O will be a backwater figure. I do not think that he will resign, his narcissism will not let him do that.

But depending how the unrest goes, it could get to be a real crisis with our petroleum energy supply. We have painted ourselves in a real corner, and all this gearing up for drilling, extracting, and transporting crude does not happen overnight.
Posted by: Alaska Paul   2011-02-20 13:44  

#2  Thank you JQC for coming to your senses. Otherwise I would have realized that I'd been transported to the Twilight Zone.
Posted by: Alan Cramer   2011-02-20 08:56  

#1  Unrest has spread from Tunisia and Egypt to Bahrain, Libya, Yemen and Djibouti, presenting the United States with the dilemma of maintaining stability in the oil-rich region while upholding the right to demonstrate for democratic change.
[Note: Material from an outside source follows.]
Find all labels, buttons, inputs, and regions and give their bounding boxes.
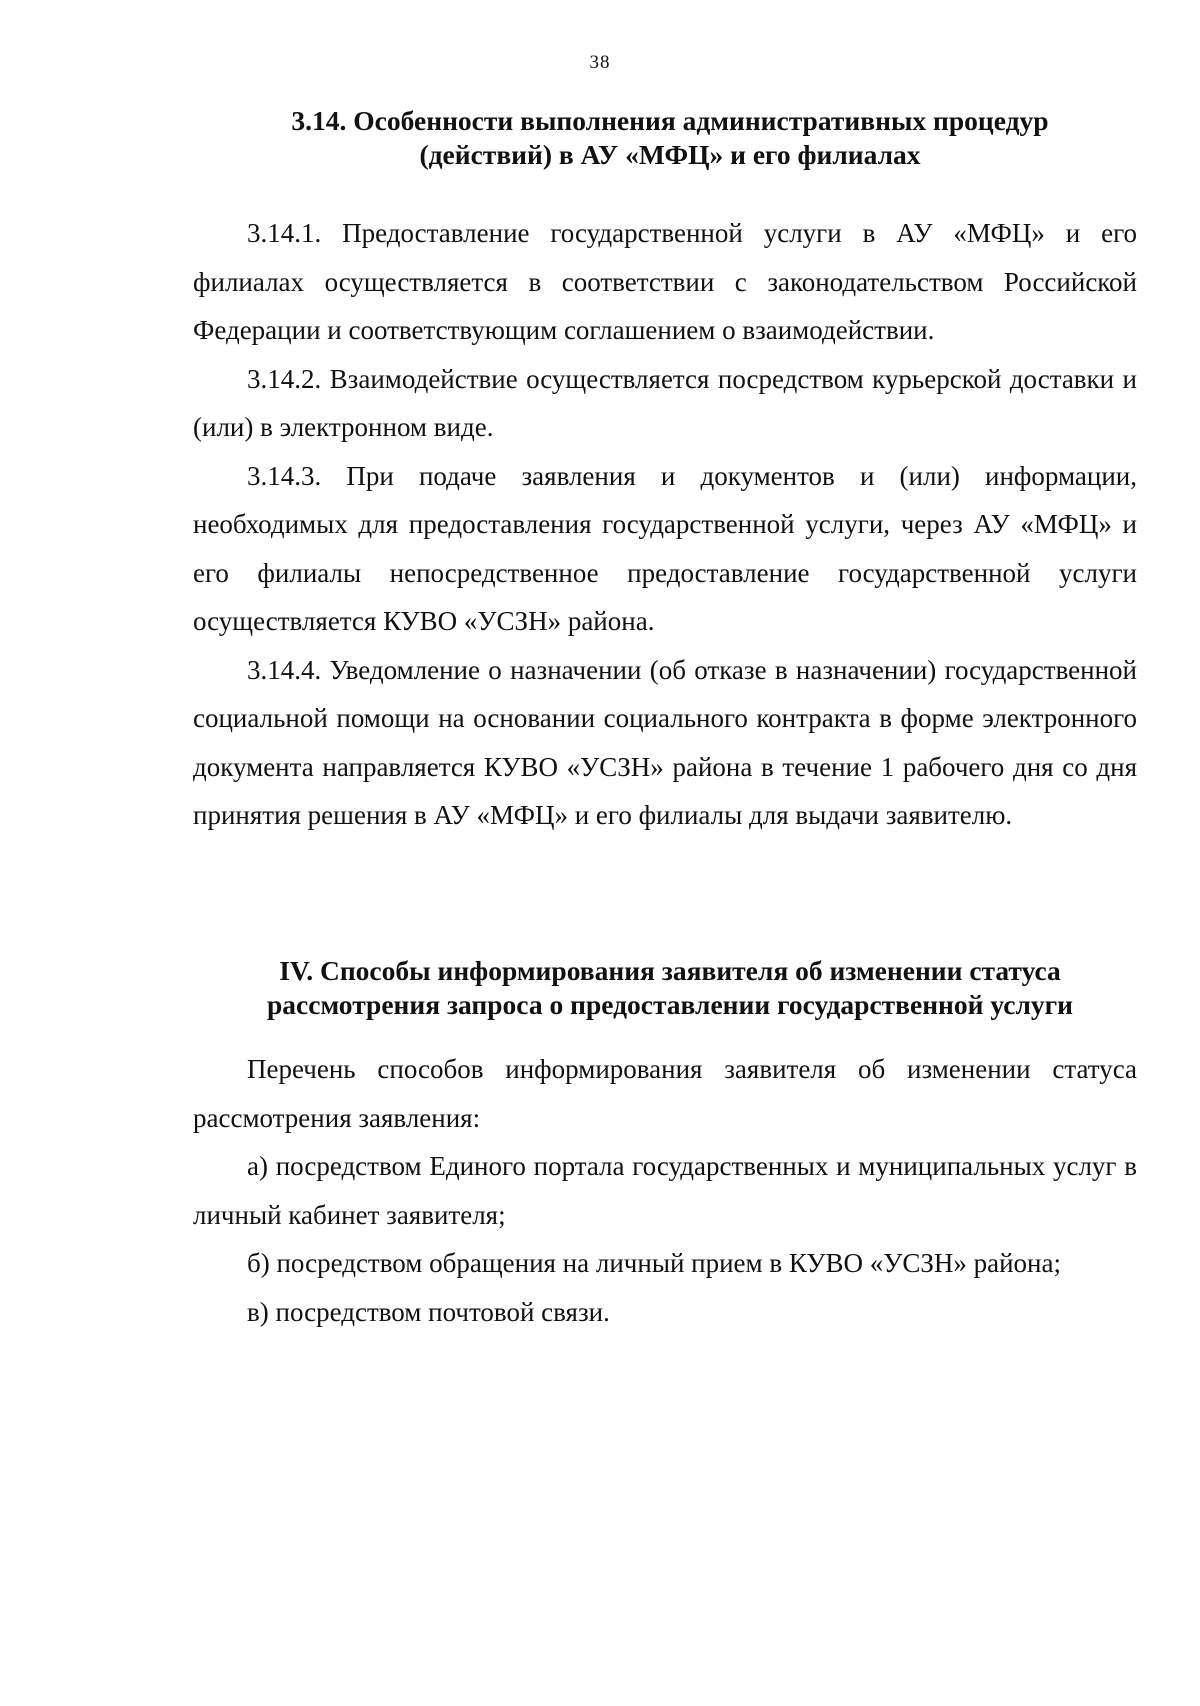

The U.S. will immediately push energy independecne from the Mideast because it is unstable. We will start drilling for oil in the U.S. immediately. The Gulf of Mexico will again begin operations. Oil exploration will expand. We will fast track new nuclear power plants. Other sources of energy such as natural gas will be pushed. The EPA and other regulatory agencies will relax restrictions immediately.

I'm sorry, I was having a moment of reverie. What the hell was I thinking.